We update on the move from LIBOR to SONIA, which will affect housing associations that borrow from banks or other financial institutions.
Housing associations have borrowed in excess of £70bn from banks and other financial institutions in the last 30 years to build homes and deliver thriving communities. Around one third of this debt is variable, benchmarked to the London Inter-Bank Offered Rate (LIBOR), and the majority have terms in excess of 10 years. However, at the end of 2021 the banks will stop reporting their LIBOR information and LIBOR, in its existing form, will cease to exist.
Because of this, the Bank of England has decided that a different benchmark rate, the Sterling Overnight Index Average (SONIA), will replace overnight LIBOR. New debt is now being written that benchmarks to SONIA, but not, as far as we know, within our sector.
However, housing associations’ variable rate debt typically references predictive (e.g. 90 day) LIBOR, and SONIA is an overnight risk-free rate. There is therefore a mismatch between the benchmark that is referenced in associations’ current loan agreement documents and SONIA.
A term rate should be developed, probably by the end of 2019, by an administrator working for the Bank of England. However, this single-term rate will not exactly align with the various LIBOR terms (30 day, 60 day, 90 day etc) and an adjustment margin will need to be agreed beyond this.
In terms of derivatives, the International Swap Dealers Association (ISDA) is more advanced than the Bank of England and has developed its own approach to replacing LIBOR.
The Federation has engaged with the Bank, the Financial Conduct Authority (FCA) and the Social Housing Regulator on this issue. We are organising a meeting that includes the Bank, the Financial Conduct Authority, the regulator and lenders’ lawyers. We’ll invite lenders to the meeting to discuss the transition to SONIA and to consider how we can work together to ensure there are no winners or losers in any necessary future renegotiations.

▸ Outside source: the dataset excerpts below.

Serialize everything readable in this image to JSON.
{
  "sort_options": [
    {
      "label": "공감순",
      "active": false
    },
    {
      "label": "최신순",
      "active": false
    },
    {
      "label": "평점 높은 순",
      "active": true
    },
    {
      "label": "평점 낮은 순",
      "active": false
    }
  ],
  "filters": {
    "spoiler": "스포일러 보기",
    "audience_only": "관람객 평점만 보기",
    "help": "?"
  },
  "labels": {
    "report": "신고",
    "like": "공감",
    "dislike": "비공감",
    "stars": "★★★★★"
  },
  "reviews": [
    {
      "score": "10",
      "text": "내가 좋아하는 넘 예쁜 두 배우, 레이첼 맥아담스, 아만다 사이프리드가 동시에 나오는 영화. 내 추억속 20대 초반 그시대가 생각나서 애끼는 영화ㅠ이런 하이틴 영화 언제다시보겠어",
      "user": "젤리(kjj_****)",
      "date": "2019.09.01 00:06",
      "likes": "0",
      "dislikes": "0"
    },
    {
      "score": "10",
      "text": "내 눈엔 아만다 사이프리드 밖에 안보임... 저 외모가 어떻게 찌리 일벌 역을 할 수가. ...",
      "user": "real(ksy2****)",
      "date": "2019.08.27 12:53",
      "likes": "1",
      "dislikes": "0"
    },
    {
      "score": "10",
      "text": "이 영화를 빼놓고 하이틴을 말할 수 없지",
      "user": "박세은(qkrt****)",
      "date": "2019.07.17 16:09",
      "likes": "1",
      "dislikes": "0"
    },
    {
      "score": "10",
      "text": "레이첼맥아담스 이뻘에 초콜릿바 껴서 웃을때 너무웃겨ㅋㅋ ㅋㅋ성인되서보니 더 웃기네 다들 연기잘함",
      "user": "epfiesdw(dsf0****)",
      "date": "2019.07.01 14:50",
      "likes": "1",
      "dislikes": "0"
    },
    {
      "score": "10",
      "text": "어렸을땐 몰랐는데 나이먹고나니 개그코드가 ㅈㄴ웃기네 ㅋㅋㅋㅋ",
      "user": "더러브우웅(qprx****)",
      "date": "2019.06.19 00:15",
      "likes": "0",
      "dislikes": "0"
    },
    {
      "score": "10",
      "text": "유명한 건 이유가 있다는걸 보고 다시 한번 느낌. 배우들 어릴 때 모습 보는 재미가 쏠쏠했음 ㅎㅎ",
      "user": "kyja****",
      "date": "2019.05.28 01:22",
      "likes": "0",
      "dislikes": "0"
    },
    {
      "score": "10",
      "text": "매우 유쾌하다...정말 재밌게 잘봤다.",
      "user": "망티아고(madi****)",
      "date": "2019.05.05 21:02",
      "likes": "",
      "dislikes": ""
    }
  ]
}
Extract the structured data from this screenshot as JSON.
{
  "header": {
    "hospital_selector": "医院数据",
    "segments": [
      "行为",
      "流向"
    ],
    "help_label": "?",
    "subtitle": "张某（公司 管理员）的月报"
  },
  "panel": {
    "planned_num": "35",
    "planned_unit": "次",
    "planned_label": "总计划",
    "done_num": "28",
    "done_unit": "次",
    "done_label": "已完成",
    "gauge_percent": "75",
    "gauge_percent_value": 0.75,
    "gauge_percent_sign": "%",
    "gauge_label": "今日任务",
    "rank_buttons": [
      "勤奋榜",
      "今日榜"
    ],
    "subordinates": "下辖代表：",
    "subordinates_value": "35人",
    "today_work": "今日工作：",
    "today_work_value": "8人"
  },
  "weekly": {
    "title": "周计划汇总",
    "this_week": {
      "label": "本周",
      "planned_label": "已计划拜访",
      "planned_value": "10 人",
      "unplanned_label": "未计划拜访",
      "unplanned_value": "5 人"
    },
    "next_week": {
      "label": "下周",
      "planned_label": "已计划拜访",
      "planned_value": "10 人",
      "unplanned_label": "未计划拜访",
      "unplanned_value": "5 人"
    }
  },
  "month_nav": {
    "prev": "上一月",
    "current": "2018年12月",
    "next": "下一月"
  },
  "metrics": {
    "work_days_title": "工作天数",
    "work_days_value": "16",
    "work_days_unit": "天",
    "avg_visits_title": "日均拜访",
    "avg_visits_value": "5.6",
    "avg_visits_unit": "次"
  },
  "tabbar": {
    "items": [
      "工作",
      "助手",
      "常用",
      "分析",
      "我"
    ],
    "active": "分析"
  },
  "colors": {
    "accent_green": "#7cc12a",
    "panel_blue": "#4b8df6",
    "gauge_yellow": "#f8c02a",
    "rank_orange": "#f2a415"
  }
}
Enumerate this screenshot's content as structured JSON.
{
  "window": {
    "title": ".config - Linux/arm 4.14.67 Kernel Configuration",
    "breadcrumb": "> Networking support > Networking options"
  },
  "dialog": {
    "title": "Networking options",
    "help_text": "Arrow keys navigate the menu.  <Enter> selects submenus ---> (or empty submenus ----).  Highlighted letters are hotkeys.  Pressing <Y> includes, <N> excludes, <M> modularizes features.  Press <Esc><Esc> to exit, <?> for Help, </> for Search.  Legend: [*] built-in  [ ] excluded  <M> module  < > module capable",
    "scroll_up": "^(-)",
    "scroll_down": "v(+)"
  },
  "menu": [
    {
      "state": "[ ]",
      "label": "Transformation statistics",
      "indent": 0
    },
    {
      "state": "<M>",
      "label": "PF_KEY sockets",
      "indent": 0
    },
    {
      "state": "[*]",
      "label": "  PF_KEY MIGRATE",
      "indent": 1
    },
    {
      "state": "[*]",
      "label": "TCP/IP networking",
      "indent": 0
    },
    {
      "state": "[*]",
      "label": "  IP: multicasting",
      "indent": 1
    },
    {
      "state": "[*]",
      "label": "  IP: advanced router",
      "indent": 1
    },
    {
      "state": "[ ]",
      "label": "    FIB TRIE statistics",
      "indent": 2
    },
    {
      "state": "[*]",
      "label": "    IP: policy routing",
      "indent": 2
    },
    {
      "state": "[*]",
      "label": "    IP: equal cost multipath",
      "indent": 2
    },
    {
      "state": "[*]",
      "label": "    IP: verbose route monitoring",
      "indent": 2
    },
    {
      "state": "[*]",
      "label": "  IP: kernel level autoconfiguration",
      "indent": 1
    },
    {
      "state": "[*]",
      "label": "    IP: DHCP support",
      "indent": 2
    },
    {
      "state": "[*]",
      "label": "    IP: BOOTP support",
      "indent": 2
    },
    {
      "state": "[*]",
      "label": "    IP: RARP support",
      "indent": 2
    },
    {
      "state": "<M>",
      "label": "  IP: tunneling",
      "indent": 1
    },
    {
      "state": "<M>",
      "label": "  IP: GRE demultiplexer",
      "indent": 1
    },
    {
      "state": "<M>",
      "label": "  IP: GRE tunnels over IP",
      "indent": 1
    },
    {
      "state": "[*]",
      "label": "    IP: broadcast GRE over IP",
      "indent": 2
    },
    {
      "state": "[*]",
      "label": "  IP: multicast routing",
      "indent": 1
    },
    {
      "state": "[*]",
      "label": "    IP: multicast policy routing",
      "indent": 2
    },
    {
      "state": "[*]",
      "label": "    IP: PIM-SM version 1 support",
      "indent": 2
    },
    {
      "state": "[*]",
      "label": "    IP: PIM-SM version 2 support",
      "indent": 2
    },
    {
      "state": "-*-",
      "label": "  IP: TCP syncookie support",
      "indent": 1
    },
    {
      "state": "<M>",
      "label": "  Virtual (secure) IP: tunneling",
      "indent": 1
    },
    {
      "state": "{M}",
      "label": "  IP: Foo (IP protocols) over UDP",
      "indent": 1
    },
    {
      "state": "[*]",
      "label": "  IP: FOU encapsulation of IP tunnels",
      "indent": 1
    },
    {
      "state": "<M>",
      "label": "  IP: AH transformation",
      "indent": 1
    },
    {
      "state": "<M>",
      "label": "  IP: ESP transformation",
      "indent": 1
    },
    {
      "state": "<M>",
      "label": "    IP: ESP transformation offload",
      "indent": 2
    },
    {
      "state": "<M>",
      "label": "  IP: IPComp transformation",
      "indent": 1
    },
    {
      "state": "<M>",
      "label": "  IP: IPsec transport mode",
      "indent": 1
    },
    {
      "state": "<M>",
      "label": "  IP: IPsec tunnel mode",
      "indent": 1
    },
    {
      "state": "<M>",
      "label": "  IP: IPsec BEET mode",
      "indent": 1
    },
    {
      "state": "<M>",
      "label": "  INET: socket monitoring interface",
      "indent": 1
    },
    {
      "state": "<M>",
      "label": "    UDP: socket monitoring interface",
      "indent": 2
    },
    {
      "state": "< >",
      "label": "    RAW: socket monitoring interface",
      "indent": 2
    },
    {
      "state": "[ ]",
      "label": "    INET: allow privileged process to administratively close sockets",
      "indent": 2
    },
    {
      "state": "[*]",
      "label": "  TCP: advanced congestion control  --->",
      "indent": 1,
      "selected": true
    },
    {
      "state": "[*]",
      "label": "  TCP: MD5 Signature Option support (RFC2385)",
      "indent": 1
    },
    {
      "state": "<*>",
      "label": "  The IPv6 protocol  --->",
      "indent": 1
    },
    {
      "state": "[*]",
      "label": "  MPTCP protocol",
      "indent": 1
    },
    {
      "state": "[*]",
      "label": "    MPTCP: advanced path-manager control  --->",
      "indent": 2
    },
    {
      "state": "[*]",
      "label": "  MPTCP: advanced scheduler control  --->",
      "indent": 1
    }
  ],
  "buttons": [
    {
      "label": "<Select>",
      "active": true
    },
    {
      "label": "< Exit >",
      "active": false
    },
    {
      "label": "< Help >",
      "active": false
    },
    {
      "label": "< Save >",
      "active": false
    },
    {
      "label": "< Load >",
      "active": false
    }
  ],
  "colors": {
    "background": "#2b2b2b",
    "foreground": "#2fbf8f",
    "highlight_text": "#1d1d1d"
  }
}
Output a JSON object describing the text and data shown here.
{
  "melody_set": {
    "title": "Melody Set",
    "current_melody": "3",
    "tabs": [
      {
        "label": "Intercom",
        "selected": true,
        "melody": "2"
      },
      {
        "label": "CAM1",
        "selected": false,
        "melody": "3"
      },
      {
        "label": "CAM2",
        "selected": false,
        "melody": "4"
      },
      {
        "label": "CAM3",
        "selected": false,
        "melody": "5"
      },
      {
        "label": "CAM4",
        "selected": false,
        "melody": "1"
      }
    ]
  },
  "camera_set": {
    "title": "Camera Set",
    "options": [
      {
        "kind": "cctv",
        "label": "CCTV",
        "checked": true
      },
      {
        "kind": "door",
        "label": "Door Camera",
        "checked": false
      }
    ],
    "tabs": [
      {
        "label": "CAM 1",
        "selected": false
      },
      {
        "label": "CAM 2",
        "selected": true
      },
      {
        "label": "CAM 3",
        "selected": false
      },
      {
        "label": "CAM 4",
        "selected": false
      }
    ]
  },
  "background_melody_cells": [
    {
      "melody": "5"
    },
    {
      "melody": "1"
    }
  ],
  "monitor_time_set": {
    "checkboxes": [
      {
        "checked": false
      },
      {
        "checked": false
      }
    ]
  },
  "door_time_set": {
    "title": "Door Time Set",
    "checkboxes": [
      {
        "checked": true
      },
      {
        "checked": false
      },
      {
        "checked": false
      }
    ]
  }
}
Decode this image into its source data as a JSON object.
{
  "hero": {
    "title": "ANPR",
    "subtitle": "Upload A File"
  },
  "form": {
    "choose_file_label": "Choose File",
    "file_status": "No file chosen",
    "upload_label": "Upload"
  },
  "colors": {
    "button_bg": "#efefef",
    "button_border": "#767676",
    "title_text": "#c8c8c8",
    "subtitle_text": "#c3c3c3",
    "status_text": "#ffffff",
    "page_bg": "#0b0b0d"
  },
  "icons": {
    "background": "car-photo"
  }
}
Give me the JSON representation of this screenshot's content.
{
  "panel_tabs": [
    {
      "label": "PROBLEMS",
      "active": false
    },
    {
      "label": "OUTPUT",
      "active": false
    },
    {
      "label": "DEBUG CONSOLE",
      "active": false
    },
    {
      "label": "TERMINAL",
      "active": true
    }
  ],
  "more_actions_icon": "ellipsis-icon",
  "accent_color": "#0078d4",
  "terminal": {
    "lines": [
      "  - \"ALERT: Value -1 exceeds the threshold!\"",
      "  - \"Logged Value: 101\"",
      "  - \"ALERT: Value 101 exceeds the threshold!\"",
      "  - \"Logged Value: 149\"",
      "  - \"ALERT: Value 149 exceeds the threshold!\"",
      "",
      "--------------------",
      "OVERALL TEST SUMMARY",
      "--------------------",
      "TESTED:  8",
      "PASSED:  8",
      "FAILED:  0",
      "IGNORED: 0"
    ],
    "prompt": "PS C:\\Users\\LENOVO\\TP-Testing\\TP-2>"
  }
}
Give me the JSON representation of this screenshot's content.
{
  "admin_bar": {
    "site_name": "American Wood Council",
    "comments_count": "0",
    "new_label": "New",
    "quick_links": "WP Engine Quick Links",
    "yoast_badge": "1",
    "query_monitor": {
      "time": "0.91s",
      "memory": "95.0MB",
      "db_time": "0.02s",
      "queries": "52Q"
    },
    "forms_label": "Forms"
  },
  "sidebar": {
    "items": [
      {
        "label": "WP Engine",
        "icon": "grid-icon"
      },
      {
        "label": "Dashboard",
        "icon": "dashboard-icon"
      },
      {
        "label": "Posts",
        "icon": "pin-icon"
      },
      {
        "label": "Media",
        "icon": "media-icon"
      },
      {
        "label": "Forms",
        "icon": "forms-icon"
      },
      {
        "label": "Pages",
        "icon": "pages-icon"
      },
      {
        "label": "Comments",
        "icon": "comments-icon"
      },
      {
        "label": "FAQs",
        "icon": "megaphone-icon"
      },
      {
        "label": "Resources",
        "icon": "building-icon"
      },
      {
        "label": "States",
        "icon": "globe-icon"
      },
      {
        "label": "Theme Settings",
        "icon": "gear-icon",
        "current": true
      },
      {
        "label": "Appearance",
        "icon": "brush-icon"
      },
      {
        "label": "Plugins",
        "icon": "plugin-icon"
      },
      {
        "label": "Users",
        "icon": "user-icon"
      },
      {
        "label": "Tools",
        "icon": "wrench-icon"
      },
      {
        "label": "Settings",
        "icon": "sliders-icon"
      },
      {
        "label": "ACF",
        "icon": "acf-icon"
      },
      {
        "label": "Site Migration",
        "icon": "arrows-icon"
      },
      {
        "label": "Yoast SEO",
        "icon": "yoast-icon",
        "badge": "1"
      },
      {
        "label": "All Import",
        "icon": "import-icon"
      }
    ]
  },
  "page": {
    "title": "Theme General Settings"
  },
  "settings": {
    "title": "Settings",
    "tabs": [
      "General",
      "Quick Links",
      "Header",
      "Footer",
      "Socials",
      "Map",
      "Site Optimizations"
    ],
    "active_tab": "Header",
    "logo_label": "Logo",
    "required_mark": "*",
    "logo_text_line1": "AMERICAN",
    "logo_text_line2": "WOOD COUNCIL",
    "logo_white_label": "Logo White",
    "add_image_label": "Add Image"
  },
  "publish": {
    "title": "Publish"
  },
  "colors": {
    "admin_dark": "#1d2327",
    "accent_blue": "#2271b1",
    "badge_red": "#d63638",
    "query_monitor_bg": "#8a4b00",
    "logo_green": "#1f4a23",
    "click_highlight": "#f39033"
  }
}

We’re advising all housing associations to include the transition to SONIA on your risk registers and asking you to understand what happens to your loans when LIBOR stops being published. This latter piece of work should be done by reviewing all your variable rate loan agreements.
Please note the move from LIBOR to SONIA is only relevant for variable rate bank or building society debt, not for any funding from the corporate bond markets.